Envisioning the New York of the future, the governors’ priority is public education. He has declared himself the lobbyist for students. The state is currently first in the nation in spending on education but 38th in high school graduation rates. A bipartisan education commission will work with the legislature toward major reform, which will include a “real” teacher evaluation system and increasing student achievement.
The SUNY 2020 program will offer 60 campuses of the SUNY system, including all community colleges, the opportunity to compete for three $20 million challenge grants.
“We in Columbia County very much need a strong and expanding community college,” council President Moore told The Columbia Paper. “The city is willing to help in any way it can to support Columbia-Greene’s application for a challenge grant.”
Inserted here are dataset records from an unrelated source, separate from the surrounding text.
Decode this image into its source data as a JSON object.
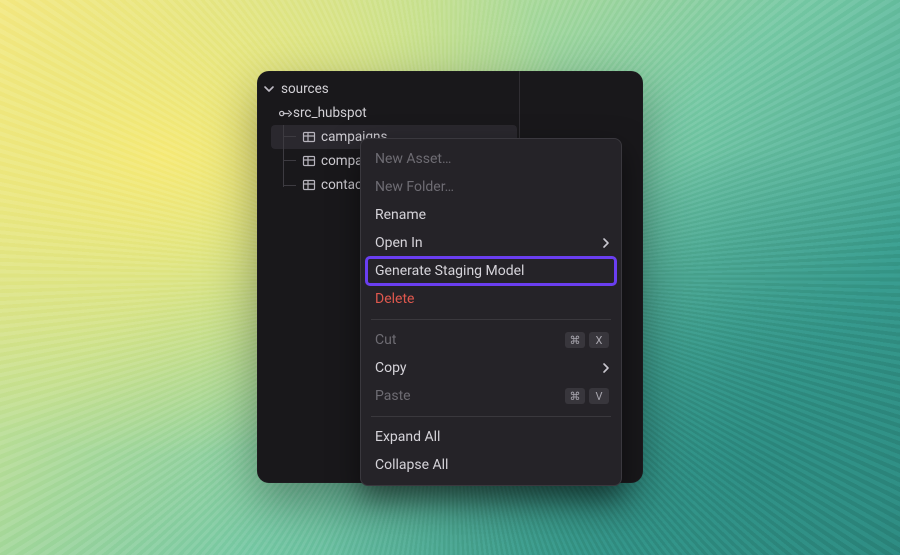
{
  "tree": {
    "root_label": "sources",
    "source_label": "src_hubspot",
    "tables": [
      "campaigns",
      "compa",
      "contac"
    ]
  },
  "menu": {
    "new_asset": "New Asset…",
    "new_folder": "New Folder…",
    "rename": "Rename",
    "open_in": "Open In",
    "generate_staging": "Generate Staging Model",
    "delete": "Delete",
    "cut": "Cut",
    "copy": "Copy",
    "paste": "Paste",
    "expand_all": "Expand All",
    "collapse_all": "Collapse All",
    "cut_key": "X",
    "paste_key": "V",
    "cmd_symbol": "⌘"
  },
  "icons": {
    "chevron_down": "chevron-down",
    "source_node": "source-node",
    "table": "table",
    "chevron_right": "chevron-right"
  },
  "colors": {
    "highlight_border": "#6a3ef0",
    "panel_bg": "#19181b",
    "menu_bg": "#252328",
    "danger": "#e0584e"
  }
}
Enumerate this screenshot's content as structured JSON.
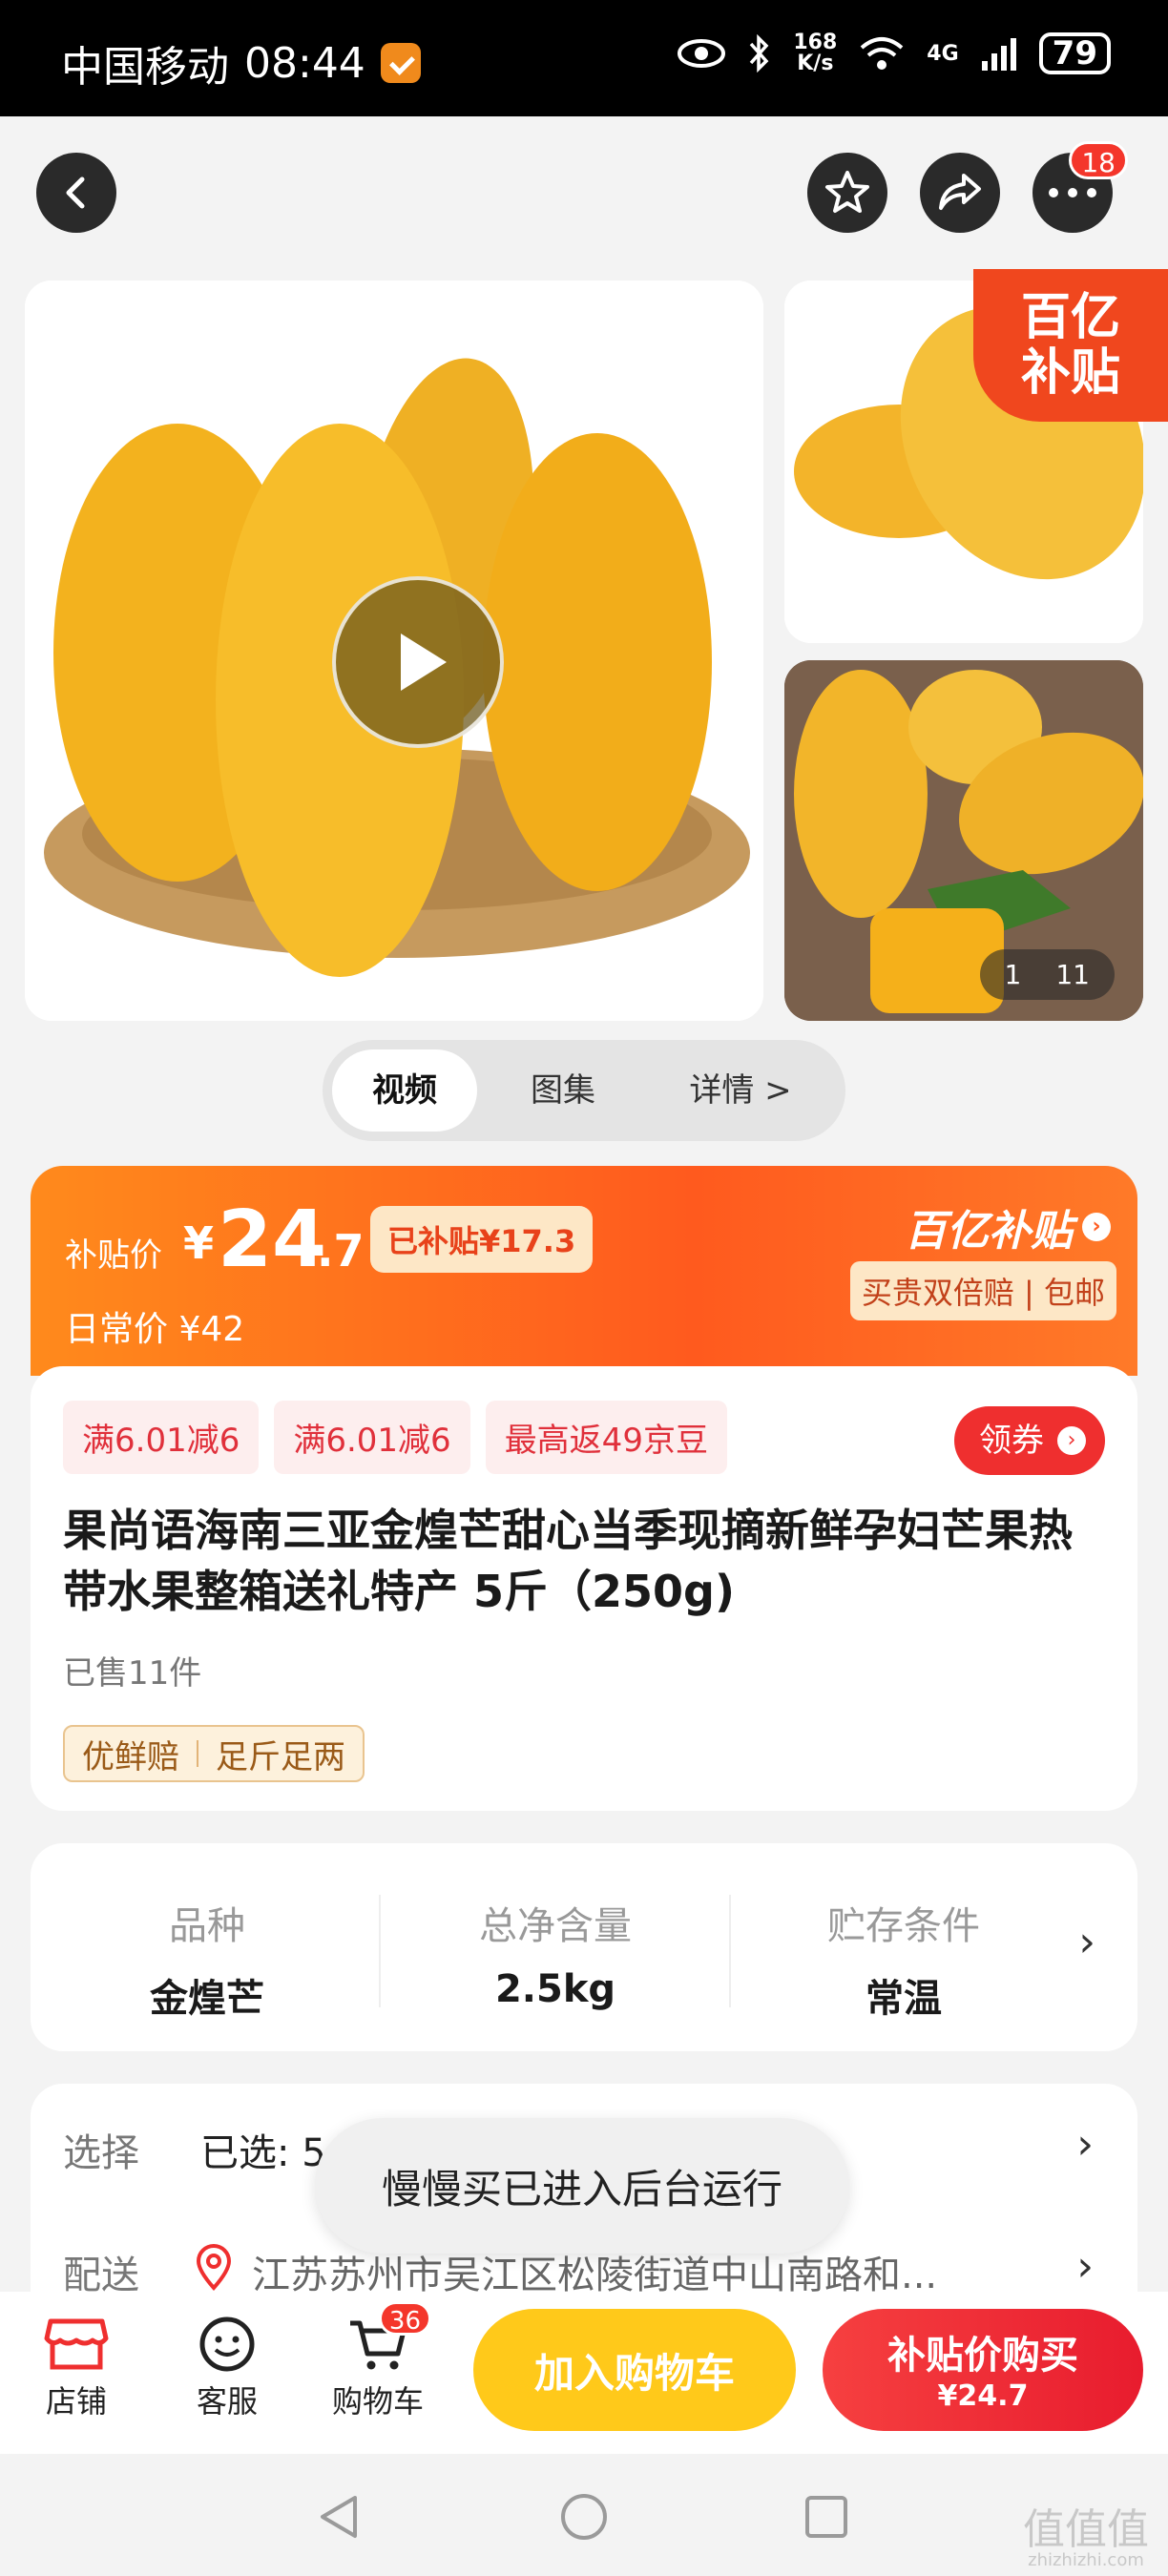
{
  "status_bar": {
    "carrier": "中国移动",
    "time": "08:44",
    "speed_value": "168",
    "speed_unit": "K/s",
    "network": "4G",
    "battery": "79"
  },
  "top_nav": {
    "more_badge": "18"
  },
  "gallery": {
    "subsidy_corner_line1": "百亿",
    "subsidy_corner_line2": "补贴",
    "counter_current": "1",
    "counter_total": "11"
  },
  "media_tabs": [
    "视频",
    "图集",
    "详情 >"
  ],
  "price": {
    "subsidy_label": "补贴价",
    "currency": "¥",
    "integer": "24",
    "decimal": ".7",
    "subsidized": "已补贴¥17.3",
    "regular": "日常价 ¥42",
    "brand": "百亿补贴",
    "guarantee": "买贵双倍赔 | 包邮"
  },
  "coupons": [
    "满6.01减6",
    "满6.01减6",
    "最高返49京豆"
  ],
  "get_coupon_label": "领券",
  "product": {
    "title": "果尚语海南三亚金煌芒甜心当季现摘新鲜孕妇芒果热带水果整箱送礼特产 5斤（250g)",
    "sold": "已售11件",
    "tags": [
      "优鲜赔",
      "足斤足两"
    ]
  },
  "specs": [
    {
      "key": "品种",
      "value": "金煌芒"
    },
    {
      "key": "总净含量",
      "value": "2.5kg"
    },
    {
      "key": "贮存条件",
      "value": "常温"
    }
  ],
  "options": {
    "select_label": "选择",
    "select_value": "已选: 5",
    "delivery_label": "配送",
    "delivery_address": "江苏苏州市吴江区松陵街道中山南路和..."
  },
  "toast": "慢慢买已进入后台运行",
  "bottom_bar": {
    "shop": "店铺",
    "service": "客服",
    "cart": "购物车",
    "cart_badge": "36",
    "add_to_cart": "加入购物车",
    "buy_label": "补贴价购买",
    "buy_price": "¥24.7"
  },
  "watermark": {
    "main": "值值值",
    "sub": "zhizhizhi.com"
  },
  "colors": {
    "accent_red": "#ef2f2f",
    "accent_orange": "#ff5a1e",
    "cart_yellow": "#ffc91a"
  }
}
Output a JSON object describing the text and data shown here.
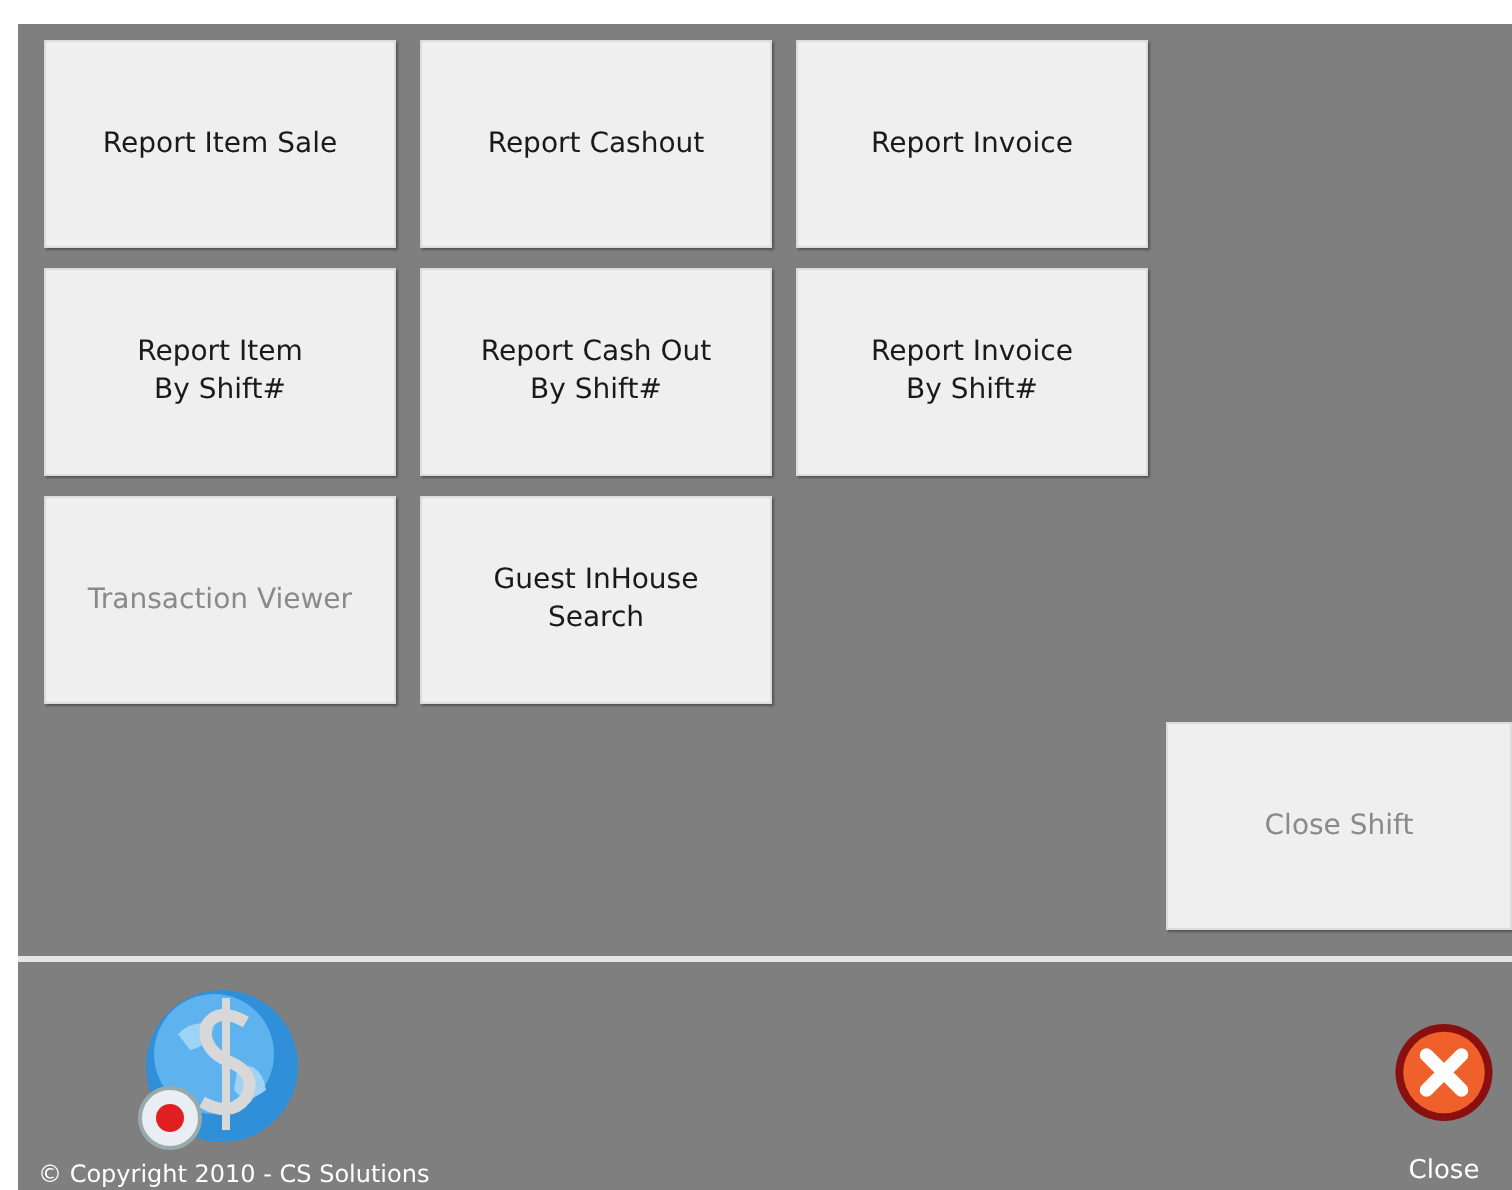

Other core missions of the state are public safety, including a statewide network of emergency responders; a foreclosure relief unit at the new Department of Financial Services, advising homeowners and protecting tenants; expanding businesses owned by women and minorities; ensuring that those eligible for food stamps get them; expanding the DNA bank, which helps prove guilt or innocence; closing tax loopholes and reforming campaign finance (New York is 48th in the nation in voter turnout).
Details on these and other state initiatives can be found on the governor’s website, www.governor.ny.gov, and in the governor’s budget address, scheduled for Tuesday, January 17.